The global cybersecurity training and certifications organization said in a statement that the incident came to light on August 6 after a regular review of email configuration identified a “suspicious forwarding rule.”
“This rule was found to have forwarded a number of emails from a specific individual’s e-mail account to an unknown external email address,” it continued.
“The forwarded emails included files that contained some subset of email, first name, last name, work title, company name, industry, address, and country of residence. SANS quickly stopped any further release of information from the account.”
SANS Institute confirmed to Infosecurity that the exposed data belonged to individuals that had registered for one of its virtual summits and “was intended for community outreach purposes.” That means no customer or instructor records were compromised.
In total, 513 emails were forwarded to the external address, exposing nearly 30,000 records of PII. A malicious Office 365 add-on was apparently installed on the victim’s machine as part of the attack.

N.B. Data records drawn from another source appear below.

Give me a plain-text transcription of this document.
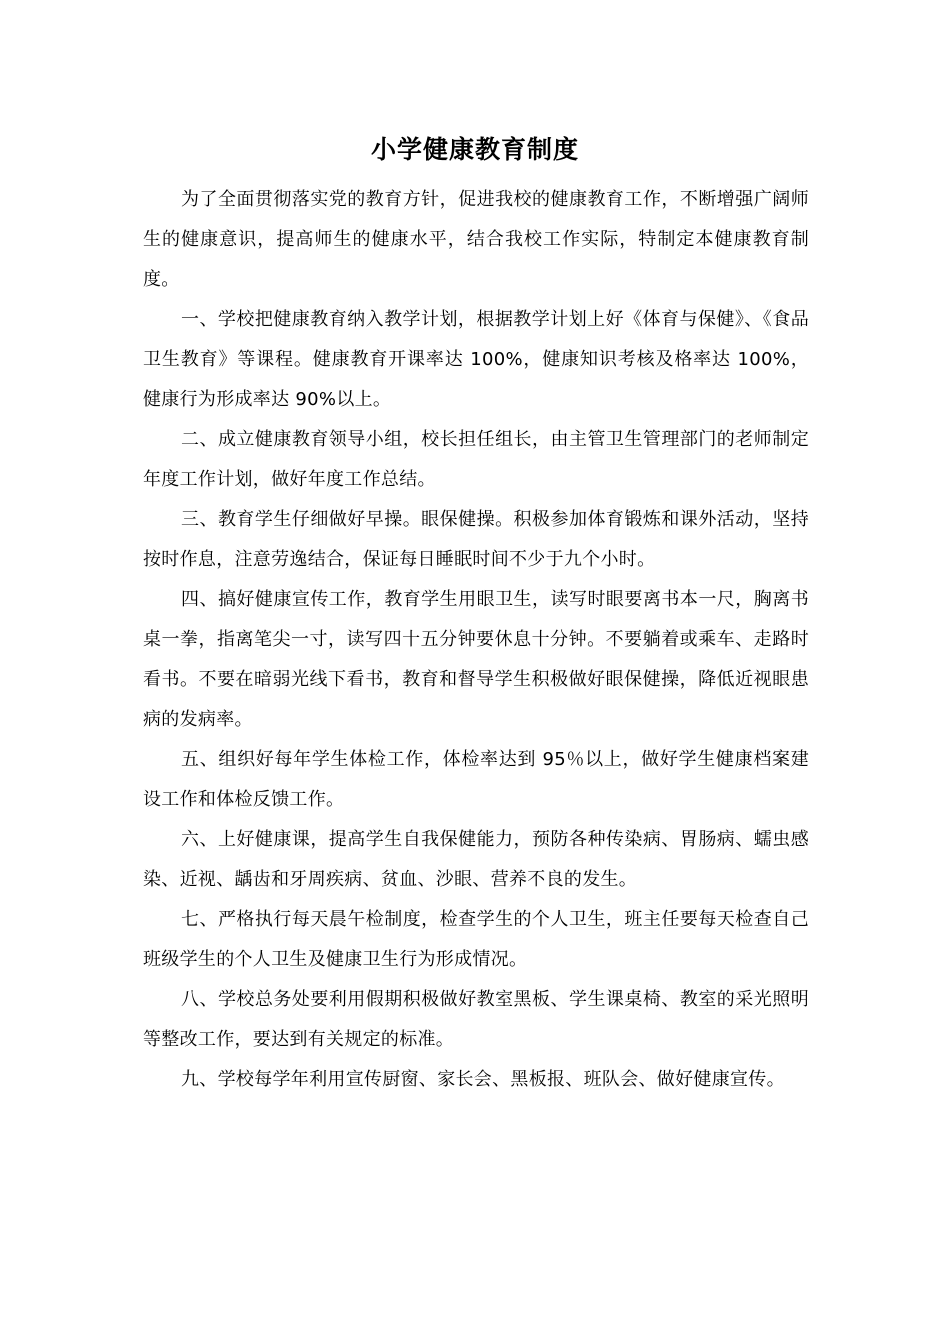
小学健康教育制度

为了全面贯彻落实党的教育方针，促进我校的健康教育工作，不断增强广阔师生的健康意识，提高师生的健康水平，结合我校工作实际，特制定本健康教育制度。

一、学校把健康教育纳入教学计划，根据教学计划上好《体育与保健》、《食品卫生教育》等课程。健康教育开课率达 100%，健康知识考核及格率达 100%，健康行为形成率达 90%以上。

二、成立健康教育领导小组，校长担任组长，由主管卫生管理部门的老师制定年度工作计划，做好年度工作总结。

三、教育学生仔细做好早操。眼保健操。积极参加体育锻炼和课外活动，坚持按时作息，注意劳逸结合，保证每日睡眠时间不少于九个小时。

四、搞好健康宣传工作，教育学生用眼卫生，读写时眼要离书本一尺，胸离书桌一拳，指离笔尖一寸，读写四十五分钟要休息十分钟。不要躺着或乘车、走路时看书。不要在暗弱光线下看书，教育和督导学生积极做好眼保健操，降低近视眼患病的发病率。

五、组织好每年学生体检工作，体检率达到 95％以上，做好学生健康档案建设工作和体检反馈工作。

六、上好健康课，提高学生自我保健能力，预防各种传染病、胃肠病、蠕虫感染、近视、龋齿和牙周疾病、贫血、沙眼、营养不良的发生。

七、严格执行每天晨午检制度，检查学生的个人卫生，班主任要每天检查自己班级学生的个人卫生及健康卫生行为形成情况。

八、学校总务处要利用假期积极做好教室黑板、学生课桌椅、教室的采光照明等整改工作，要达到有关规定的标准。

九、学校每学年利用宣传厨窗、家长会、黑板报、班队会、做好健康宣传。
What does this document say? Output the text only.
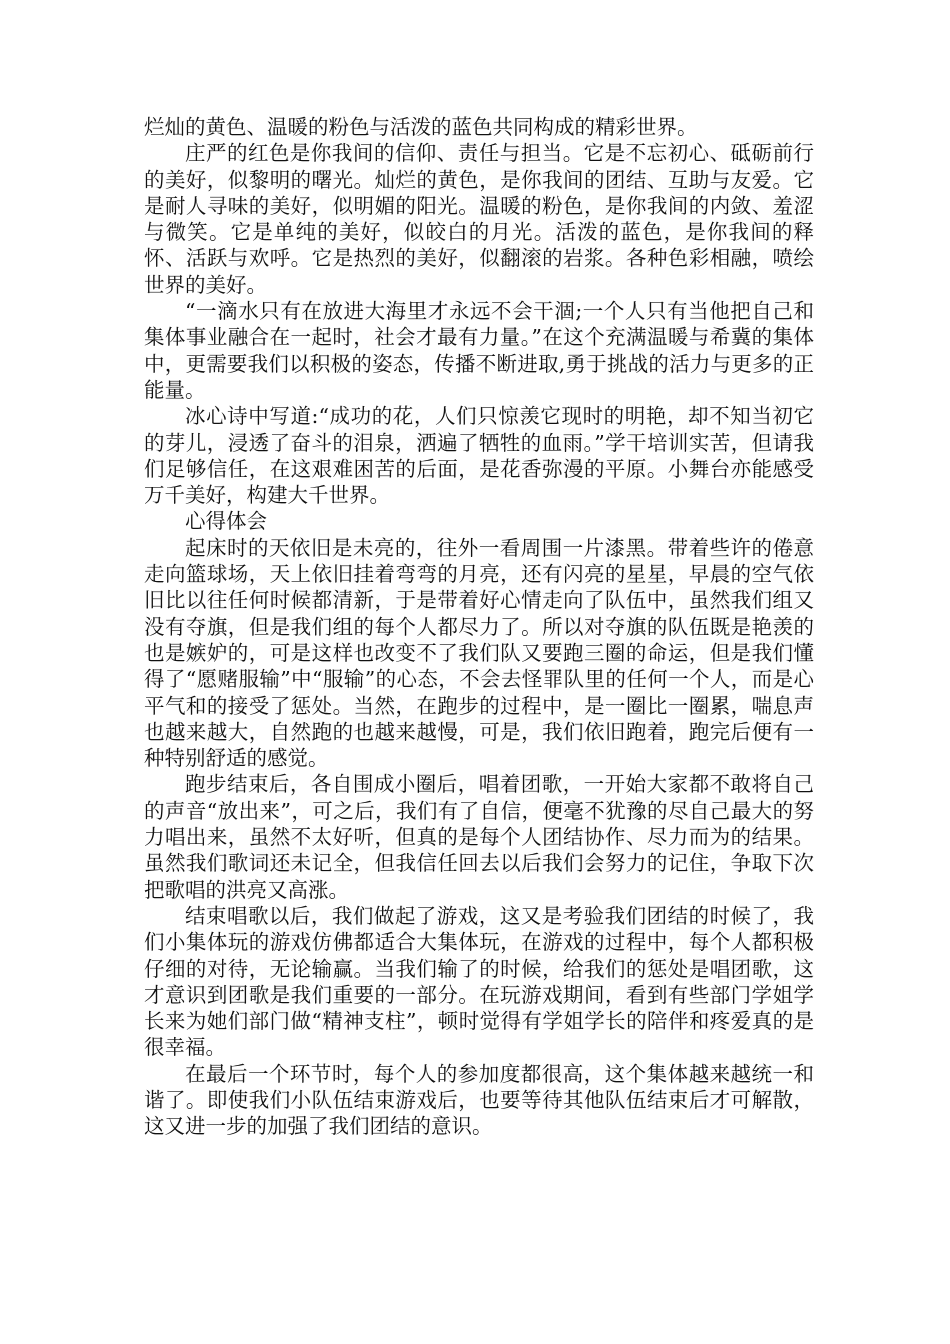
烂灿的黄色、温暖的粉色与活泼的蓝色共同构成的精彩世界。

庄严的红色是你我间的信仰、责任与担当。它是不忘初心、砥砺前行的美好，似黎明的曙光。灿烂的黄色，是你我间的团结、互助与友爱。它是耐人寻味的美好，似明媚的阳光。温暖的粉色，是你我间的内敛、羞涩与微笑。它是单纯的美好，似皎白的月光。活泼的蓝色，是你我间的释怀、活跃与欢呼。它是热烈的美好，似翻滚的岩浆。各种色彩相融，喷绘世界的美好。

“一滴水只有在放进大海里才永远不会干涸;一个人只有当他把自己和集体事业融合在一起时，社会才最有力量。”在这个充满温暖与希冀的集体中，更需要我们以积极的姿态，传播不断进取,勇于挑战的活力与更多的正能量。

冰心诗中写道:“成功的花，人们只惊羡它现时的明艳，却不知当初它的芽儿，浸透了奋斗的泪泉，洒遍了牺牲的血雨。”学干培训实苦，但请我们足够信任，在这艰难困苦的后面，是花香弥漫的平原。小舞台亦能感受万千美好，构建大千世界。

心得体会

起床时的天依旧是未亮的，往外一看周围一片漆黑。带着些许的倦意走向篮球场，天上依旧挂着弯弯的月亮，还有闪亮的星星，早晨的空气依旧比以往任何时候都清新，于是带着好心情走向了队伍中，虽然我们组又没有夺旗，但是我们组的每个人都尽力了。所以对夺旗的队伍既是艳羡的也是嫉妒的，可是这样也改变不了我们队又要跑三圈的命运，但是我们懂得了“愿赌服输”中“服输”的心态，不会去怪罪队里的任何一个人，而是心平气和的接受了惩处。当然，在跑步的过程中，是一圈比一圈累，喘息声也越来越大，自然跑的也越来越慢，可是，我们依旧跑着，跑完后便有一种特别舒适的感觉。

跑步结束后，各自围成小圈后，唱着团歌，一开始大家都不敢将自己的声音“放出来”，可之后，我们有了自信，便毫不犹豫的尽自己最大的努力唱出来，虽然不太好听，但真的是每个人团结协作、尽力而为的结果。虽然我们歌词还未记全，但我信任回去以后我们会努力的记住，争取下次把歌唱的洪亮又高涨。

结束唱歌以后，我们做起了游戏，这又是考验我们团结的时候了，我们小集体玩的游戏仿佛都适合大集体玩，在游戏的过程中，每个人都积极仔细的对待，无论输赢。当我们输了的时候，给我们的惩处是唱团歌，这才意识到团歌是我们重要的一部分。在玩游戏期间，看到有些部门学姐学长来为她们部门做“精神支柱”，顿时觉得有学姐学长的陪伴和疼爱真的是很幸福。

在最后一个环节时，每个人的参加度都很高，这个集体越来越统一和谐了。即使我们小队伍结束游戏后，也要等待其他队伍结束后才可解散，这又进一步的加强了我们团结的意识。
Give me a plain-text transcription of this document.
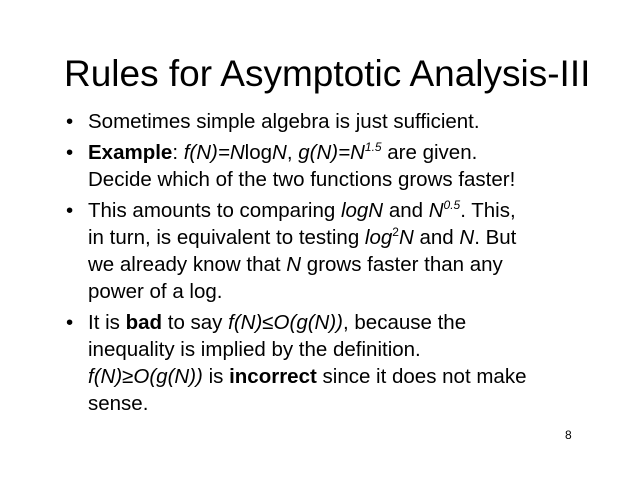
Rules for Asymptotic Analysis-III
• Sometimes simple algebra is just sufficient.
• Example: f(N)=NlogN, $g(N)=N^{1.5}$ are given.
Decide which of the two functions grows faster!
• This amounts to comparing logN and $N^{0.5}$. This,
in turn, is equivalent to testing $\log^2N$ and N. But
we already know that N grows faster than any
power of a log.
• It is bad to say f(N)≤O(g(N)), because the
inequality is implied by the definition.
f(N)≥O(g(N)) is incorrect since it does not make
sense.
8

“We have identified a single phishing e-mail as the vector of the attack,” SANS explained. “As a result of the e-mail, a single employee’s email account was impacted. Aside from the affected user, we currently believe that no other accounts or systems at SANS were compromised.”
The firm said its digital forensics team is currently investigating whether any other information was compromised, and to identify any opportunities to build resilience into its defenses and improvements into its incident response for the future.
No passwords or financial information was taken in the attack, and all affected individuals have now been notified, SANS said.
Refreshingly, the organization added that it may run an online session on the incident once the investigation is completed, “if there is information that we think would be useful to the community.”